I'm not arguing that justifies paternalism. Quite the contrary. What I am arguing is that we can certainly collect from stakeholders what their values are, assign a bunch of really smart people (ETA: including representatives of stakeholders) to spend all their time trying to find out everything they can about what the hell is going on in the industry, and then thrash out a compromise that does a decent job serving the respective groups. Which is to say, regulate the heck out of it. There are a wide variety of ways to do it (including NGOs, senate sub-committees, bureaucracies, etc.). We're trying some of them.
So when I see a post over on BlogHer justifiably complaining about a woman who was apparently denied health insurance because she had a c-section (particularly given the overly slice happy OB-GYN community in this country), followed up with comments about how maybe this will ultimately motivate women to fight harder to avoid c-section, I just want to smack someone -- and I'm not entirely certain who. Altho the MD who claims that homebirths don't reduce complications rates seems like a Real Good Candidate. I'm at this point old enough to strongly suspect that that MD (who, incidentally, is presenting as a woman) honestly believes the crap she is depositing -- just like ACOG's justification for their policy and attempts to legislate it in the face of resistance is probably not _consciously_ driven by a desire to have a stable and predictable schedule for their members with Christmas, Thanksgiving and regular weekends off.

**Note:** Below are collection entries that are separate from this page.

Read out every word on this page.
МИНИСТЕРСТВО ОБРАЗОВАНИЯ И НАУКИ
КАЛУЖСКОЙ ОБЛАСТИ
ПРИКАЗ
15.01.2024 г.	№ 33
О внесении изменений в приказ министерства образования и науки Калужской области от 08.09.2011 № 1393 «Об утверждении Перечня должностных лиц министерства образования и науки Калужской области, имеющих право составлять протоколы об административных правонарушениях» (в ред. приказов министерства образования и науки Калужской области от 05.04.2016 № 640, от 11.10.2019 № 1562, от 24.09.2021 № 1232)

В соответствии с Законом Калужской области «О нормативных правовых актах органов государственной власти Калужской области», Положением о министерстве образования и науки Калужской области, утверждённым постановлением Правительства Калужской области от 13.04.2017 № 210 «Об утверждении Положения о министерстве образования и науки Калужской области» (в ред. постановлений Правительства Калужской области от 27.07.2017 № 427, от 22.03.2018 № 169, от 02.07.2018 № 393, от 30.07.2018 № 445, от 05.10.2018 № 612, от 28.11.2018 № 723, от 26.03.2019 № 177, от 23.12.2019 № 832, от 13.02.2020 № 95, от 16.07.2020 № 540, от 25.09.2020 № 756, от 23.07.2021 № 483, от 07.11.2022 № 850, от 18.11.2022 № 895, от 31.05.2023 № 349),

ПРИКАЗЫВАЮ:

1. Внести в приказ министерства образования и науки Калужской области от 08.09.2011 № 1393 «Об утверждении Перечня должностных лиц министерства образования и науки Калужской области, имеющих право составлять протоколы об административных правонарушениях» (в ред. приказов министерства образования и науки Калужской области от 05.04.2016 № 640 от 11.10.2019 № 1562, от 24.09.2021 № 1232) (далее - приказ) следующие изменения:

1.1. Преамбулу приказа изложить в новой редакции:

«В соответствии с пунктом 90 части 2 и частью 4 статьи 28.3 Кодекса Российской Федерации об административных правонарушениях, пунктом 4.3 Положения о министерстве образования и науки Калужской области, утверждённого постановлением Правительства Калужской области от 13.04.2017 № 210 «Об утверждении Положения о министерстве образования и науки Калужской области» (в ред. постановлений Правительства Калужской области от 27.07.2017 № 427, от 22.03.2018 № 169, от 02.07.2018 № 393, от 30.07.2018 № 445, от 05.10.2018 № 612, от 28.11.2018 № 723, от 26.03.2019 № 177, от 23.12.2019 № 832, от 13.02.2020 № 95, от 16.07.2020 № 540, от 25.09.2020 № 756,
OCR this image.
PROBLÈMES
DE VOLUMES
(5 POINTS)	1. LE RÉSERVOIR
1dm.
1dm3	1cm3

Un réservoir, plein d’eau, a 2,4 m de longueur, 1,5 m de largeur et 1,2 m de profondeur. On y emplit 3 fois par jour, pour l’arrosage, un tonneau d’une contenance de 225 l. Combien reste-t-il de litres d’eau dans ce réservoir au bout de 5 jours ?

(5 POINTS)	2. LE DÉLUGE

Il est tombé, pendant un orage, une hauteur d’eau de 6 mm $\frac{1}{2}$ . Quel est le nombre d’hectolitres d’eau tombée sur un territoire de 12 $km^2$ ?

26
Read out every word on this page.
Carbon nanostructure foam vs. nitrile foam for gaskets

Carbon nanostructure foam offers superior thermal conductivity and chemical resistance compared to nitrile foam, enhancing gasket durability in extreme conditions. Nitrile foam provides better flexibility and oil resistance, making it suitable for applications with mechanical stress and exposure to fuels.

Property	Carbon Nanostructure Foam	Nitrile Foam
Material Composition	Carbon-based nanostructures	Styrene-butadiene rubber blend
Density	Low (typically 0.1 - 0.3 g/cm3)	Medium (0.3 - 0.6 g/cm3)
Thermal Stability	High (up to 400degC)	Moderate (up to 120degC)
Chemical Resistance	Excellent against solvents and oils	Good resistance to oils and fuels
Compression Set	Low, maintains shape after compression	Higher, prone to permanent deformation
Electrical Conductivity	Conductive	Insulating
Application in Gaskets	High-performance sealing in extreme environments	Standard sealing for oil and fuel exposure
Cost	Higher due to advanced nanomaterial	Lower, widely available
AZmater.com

I might be discouraged. After all, I can't tell whether the AMA's model legislation efforts against homebirths and cosleeping are an example of an ascendant power over-reaching itself and about to fall precipitously -- or an embattled interest group thrashing in its death throes (possibly prior to a phoenix-like rise from the ashes). I don't have any strong sense of whether things are about to get a whole lot better or a whole lot worse -- or go sideways in a conflicted and chaotic way, not unlike oil prices during this hurricane season. But I'm actually not discouraged. If the insurers and a lot of the customers are getting really peeved at the doctors, and there are legal action groups looking for people who got stuck with a section they didn't want looking to _sue hospitals and providers for banning VBACs_ (and there are -- I am not making this up), we could very well be looking at an effective counter to that particularly ill-judged ACOG policy against VBACs. _Especially_ since Healthy People 2010 is coming down hard on the pro-VBAC side, thus making the docs look like they've been completely isolated on this issue. If other countries did things the way we do, and midwives etc. didn't exist, this might not be enough. But our reproductive stats suck and other people do cheaper and better.
The OB gravy train has a few more years in it for sure, possibly even a decade or more. But I'm thinking ACOG must be feeling at least a _little_ embattled at this point.